Don't worry Tom. The deeper areas will stay darker longer than the rest. And always make sure the previous coat is set up enough and ready for another coat. I may sometimes pre fill deeper areas with 5 or 20 depending on amounts needed.

Same effect as ready mix in a can. Never coat a prior coat till it's 100% dry. We've all learned that lesson.


----------



## Easy Gibson (Dec 3, 2010)

Do you guys ever bring Structolite(sp?) into the equation, or do you use the Easy 20/45 for that purpose? Once I found out about it I was in love, but a lot of guys I've met don't even know it exists.


----------



## TAHomeRepairs (Jun 18, 2012)

Easy Gibson said:


> Do you guys ever bring Structolite(sp?) into the equation, or do you use the Easy 20/45 for that purpose?
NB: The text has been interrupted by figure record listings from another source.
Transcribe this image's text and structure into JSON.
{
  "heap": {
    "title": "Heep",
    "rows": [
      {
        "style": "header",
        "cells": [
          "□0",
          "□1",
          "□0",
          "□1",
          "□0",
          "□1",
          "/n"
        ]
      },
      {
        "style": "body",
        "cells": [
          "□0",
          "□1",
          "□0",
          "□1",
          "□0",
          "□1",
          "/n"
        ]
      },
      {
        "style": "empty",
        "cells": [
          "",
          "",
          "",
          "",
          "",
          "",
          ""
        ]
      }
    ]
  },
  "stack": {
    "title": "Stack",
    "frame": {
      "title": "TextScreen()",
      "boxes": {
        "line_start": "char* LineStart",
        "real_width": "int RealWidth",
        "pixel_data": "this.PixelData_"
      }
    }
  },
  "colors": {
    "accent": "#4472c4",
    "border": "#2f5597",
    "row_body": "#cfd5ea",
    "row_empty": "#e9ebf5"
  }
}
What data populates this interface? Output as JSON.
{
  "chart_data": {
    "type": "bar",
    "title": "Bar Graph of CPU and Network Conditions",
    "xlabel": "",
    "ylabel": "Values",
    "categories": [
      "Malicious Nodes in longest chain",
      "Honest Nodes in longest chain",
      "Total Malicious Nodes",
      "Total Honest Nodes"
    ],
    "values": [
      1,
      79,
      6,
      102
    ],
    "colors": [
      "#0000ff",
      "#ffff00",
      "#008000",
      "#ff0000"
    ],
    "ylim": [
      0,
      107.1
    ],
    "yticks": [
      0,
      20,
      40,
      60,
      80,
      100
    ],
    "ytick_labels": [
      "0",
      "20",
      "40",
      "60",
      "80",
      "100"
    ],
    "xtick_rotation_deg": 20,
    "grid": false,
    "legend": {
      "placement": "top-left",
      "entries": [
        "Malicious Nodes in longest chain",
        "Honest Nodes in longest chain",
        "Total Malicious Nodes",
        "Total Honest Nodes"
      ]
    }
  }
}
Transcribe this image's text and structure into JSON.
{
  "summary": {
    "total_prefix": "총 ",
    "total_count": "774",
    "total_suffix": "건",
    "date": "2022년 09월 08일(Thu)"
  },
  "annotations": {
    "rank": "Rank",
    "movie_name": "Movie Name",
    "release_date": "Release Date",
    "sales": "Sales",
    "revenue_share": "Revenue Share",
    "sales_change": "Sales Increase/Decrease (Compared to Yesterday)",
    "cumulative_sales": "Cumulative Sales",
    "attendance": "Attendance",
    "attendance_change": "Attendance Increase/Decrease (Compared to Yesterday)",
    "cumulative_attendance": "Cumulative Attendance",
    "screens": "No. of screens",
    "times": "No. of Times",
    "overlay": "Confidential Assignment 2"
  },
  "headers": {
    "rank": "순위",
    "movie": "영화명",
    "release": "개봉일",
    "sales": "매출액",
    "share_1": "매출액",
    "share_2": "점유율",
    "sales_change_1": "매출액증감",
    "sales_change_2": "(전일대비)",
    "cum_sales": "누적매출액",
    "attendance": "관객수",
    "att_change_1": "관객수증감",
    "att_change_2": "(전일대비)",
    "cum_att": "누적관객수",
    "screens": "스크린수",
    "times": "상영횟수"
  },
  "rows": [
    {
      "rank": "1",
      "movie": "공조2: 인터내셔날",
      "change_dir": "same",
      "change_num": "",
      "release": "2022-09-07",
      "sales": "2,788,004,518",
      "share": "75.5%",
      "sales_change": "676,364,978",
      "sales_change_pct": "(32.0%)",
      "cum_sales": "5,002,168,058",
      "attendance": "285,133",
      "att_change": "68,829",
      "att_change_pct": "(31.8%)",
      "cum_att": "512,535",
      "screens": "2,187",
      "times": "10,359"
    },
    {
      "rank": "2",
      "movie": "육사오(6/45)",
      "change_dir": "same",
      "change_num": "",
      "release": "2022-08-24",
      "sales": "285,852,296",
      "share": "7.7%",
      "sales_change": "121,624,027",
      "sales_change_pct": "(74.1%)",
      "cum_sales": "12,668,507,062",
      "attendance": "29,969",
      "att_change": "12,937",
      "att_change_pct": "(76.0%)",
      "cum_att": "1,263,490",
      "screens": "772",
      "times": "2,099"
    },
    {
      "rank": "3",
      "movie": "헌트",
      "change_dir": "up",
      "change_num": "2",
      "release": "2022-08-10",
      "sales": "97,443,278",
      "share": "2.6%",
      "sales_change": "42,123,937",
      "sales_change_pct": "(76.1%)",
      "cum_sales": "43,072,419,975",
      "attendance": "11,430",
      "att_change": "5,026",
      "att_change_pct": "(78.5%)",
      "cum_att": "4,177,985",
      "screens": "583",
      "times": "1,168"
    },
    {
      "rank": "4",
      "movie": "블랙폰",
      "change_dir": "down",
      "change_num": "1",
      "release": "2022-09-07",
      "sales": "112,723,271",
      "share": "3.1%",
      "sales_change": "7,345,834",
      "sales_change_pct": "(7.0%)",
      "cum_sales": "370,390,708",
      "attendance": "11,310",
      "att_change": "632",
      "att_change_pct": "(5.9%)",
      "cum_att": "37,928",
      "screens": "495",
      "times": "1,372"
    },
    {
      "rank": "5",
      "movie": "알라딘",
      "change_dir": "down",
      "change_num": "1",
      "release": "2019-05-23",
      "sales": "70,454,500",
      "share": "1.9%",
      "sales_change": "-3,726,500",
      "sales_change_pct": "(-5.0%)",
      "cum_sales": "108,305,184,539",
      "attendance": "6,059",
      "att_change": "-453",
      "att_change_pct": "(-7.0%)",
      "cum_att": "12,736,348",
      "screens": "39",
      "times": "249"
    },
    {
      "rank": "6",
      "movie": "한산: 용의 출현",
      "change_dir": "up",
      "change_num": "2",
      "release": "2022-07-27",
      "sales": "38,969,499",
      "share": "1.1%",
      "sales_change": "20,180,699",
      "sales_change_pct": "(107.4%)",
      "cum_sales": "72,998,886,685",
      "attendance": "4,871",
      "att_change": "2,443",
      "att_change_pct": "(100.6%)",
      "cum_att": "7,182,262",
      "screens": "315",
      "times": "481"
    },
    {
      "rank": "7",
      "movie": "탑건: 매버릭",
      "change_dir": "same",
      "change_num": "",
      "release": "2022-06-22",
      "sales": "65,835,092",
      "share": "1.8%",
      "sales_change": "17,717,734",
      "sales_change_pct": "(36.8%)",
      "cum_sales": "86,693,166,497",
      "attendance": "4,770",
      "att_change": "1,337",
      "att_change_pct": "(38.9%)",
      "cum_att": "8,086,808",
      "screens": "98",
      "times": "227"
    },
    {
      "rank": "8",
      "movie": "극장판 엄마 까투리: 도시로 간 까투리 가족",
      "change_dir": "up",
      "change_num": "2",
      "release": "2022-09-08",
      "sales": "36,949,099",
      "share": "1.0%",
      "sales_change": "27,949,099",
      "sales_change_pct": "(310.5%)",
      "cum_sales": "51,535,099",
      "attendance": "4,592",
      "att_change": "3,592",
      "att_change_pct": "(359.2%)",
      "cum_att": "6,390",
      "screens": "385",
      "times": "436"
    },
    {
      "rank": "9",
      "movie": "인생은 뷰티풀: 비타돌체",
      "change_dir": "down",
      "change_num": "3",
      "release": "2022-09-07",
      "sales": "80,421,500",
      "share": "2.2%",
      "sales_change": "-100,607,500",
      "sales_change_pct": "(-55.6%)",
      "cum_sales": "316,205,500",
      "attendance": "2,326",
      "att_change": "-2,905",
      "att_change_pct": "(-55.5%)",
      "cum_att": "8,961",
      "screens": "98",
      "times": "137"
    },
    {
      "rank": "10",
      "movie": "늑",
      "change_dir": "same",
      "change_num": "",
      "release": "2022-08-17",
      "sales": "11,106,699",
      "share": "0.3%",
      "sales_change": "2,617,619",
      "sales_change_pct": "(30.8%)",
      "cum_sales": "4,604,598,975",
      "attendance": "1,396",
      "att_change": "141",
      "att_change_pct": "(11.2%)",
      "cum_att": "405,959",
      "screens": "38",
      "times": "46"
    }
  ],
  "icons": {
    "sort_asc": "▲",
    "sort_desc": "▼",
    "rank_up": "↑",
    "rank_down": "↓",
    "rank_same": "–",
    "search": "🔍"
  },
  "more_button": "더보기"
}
Once I found out about it I was in love, but a lot of guys I've met don't even know it exists.


What is it? I'm one of those guys.

Edit, just googled . Never used ,some patches I use plaster some get hot mud, depends.


----------



## Tom M (Jan 3, 2007)

Easy Gibson said:


> Do you guys ever bring Structolite(sp?) into the equation, or do you use the Easy 20/45 for that purpose? Once I found out about it I was in love, but a lot of guys I've met don't even know it exists.


I think my rocker uses it on plaster or big gaps. Then top off. Not sandable really, neither is easy sand really.. I think my plumber used to set tubs & bases in the stuff too.

I had to buy a few heavier grit sponges for when I use the easy and miss a feather edge.


----------



## Easy Gibson (Dec 3, 2010)

I don't think the Easy sands too badly. The Structolite is definitely only for major buildup though. Hard messy sanding.

Like TA said it's great for filling plaster and lathe gaps where the plaster has chunked off in places.


----------



## Mountain Man (Jun 3, 2013)

Easy Gibson said:


> I don't think the Easy sands too badly. The Structolite is definitely only for major buildup though. Hard messy sanding.
> 
> Like TA said it's great for filling plaster and lathe gaps where the plaster has chunked off in places.


Structolite is a plaster base coat.


----------



## WarriorWithWood (Jun 30, 2007)

BUTCHERMAN said:


> Where do you find quick set lite 5? I can use that stuff.


Search on amazon or home depot if you don't have a local drywall supplier. You can buy small boxes of it. I've never seen full bags though. I only use it for small repairs. I've mixed it in my mud pan and had the homeowner start talking. As soon as I got back to it my knife was stuck in a rock hard pan full. I had to beat it out with a hammer.


----------



## Red Adobe (Jul 26, 2008)

I use a fine wire mesh collander for a 2 qt pot. If i hold my tongue just right a can handle the bag with right arm and hold the mesh with the other. ( I do this at home so customer dodnt see it)


----------